There have been at least three attempts at operationalizations of Horney's three personality dimensions. Cohen (1967) constructed a 35-item measure of the three dimensions in an empirical study of consumer behavior. DeRosis and Pellegrino (1976) created 48 questions for the self-identification of overcompliance, domineering, and uninvolved types of women, although it was a nonstandardized measure. More recently, Coolidge, Moor, Yamazaki, Stewart, and Segal (2001) established preliminary psychometric characteristics of their operationalization of Horney's three types, the Horney-Coolidge Tridimensional Inventory (HCTI). In that study, they demonstrated the measure's internal scale reliability, test-retest reliability, and concurrent validity with Cohen’s 1967 measure. Furthermore, as Paris (1994) noted in his rich biography of Horney, her neurotic types might be best described in modern terms as personality disorders. In support of Paris' contention, Coolidge et al. (2001) also found numerous significant relationships between Diagnostic and Statistical Manual of Mental Disorders Third Edition Revised (DSM-III-R) measures and DSM-IV-TR measures of personality disorders and the new scale measuring Horney's three types.

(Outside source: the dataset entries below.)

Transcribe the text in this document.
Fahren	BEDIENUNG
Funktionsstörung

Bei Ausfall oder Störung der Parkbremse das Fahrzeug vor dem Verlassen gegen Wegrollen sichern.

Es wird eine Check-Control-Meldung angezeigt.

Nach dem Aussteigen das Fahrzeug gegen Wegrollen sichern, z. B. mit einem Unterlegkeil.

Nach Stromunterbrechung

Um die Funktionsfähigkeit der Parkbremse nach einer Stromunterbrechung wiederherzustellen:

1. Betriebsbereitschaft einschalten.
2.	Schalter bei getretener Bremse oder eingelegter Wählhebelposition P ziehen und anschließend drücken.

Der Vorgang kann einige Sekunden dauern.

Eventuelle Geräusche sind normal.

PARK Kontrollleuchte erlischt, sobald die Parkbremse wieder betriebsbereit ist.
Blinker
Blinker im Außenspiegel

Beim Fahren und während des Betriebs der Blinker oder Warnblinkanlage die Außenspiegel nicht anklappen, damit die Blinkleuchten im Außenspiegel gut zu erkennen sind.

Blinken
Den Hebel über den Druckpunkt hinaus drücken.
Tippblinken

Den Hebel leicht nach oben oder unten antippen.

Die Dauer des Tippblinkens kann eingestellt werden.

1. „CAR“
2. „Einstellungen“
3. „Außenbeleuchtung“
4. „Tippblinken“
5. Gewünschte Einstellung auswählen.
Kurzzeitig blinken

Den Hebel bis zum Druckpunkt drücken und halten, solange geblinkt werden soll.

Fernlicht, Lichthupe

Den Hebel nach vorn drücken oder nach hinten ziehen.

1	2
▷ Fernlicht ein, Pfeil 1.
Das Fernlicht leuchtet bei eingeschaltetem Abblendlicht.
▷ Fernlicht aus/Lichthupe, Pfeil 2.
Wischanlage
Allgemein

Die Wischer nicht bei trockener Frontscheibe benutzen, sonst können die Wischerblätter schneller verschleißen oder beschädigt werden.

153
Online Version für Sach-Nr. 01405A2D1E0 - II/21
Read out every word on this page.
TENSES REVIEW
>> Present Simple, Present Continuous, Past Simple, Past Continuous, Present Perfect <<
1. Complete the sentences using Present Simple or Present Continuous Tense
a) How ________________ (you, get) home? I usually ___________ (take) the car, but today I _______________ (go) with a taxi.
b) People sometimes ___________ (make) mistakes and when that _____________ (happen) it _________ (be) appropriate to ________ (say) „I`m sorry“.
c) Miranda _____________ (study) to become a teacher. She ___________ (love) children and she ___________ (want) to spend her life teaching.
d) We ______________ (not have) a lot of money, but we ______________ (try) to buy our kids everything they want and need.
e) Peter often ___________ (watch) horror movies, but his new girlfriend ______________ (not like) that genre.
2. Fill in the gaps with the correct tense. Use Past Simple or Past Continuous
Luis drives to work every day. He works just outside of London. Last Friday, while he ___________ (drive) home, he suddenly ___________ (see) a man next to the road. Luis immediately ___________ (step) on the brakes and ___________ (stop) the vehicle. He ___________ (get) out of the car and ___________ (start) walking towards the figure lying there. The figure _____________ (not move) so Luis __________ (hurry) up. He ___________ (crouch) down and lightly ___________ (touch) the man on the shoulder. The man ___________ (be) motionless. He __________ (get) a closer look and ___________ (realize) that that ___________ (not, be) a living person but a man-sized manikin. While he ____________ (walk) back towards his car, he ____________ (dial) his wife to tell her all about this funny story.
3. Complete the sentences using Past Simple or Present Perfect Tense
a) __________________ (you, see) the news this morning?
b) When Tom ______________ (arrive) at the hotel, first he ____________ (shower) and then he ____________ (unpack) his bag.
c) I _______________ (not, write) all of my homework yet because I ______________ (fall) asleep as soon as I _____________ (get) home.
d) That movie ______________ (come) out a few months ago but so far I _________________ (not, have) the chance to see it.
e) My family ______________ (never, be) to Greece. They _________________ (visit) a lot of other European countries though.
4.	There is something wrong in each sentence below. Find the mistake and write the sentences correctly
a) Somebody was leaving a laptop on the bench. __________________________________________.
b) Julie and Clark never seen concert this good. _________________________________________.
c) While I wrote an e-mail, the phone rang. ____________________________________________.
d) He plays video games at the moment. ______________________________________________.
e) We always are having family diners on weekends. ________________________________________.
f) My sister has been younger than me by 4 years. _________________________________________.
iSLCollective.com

Continuing this line of research, Coolidge, Segal, Benight, and Danielian (2004) found the three HCTI dimensions to be significantly and differentially related to the three DSM-IV-TR personality disorder clusters (odd or eccentric; dramatic, emotional, or erratic; and anxious or fearful) providing further evidence of construct validity for the HCTI.
The purpose of the present study was to establish the preliminary psychometric properties of a child and adolescent version of the Coolidge et al. (2001) HCTI. Horney (1945) emphasized that cultural, family, and childhood experiences were the primary driving forces behind her three dimensions. If this is the case, then her three dimensions should manifest themselves relatively early in childhood and certainly by adolescence. It was hypothesized, therefore, that a parent-rated version (of the adult self-rated HCTI) for children and adolescents would yield sufficient reliability and validity to warrant further research.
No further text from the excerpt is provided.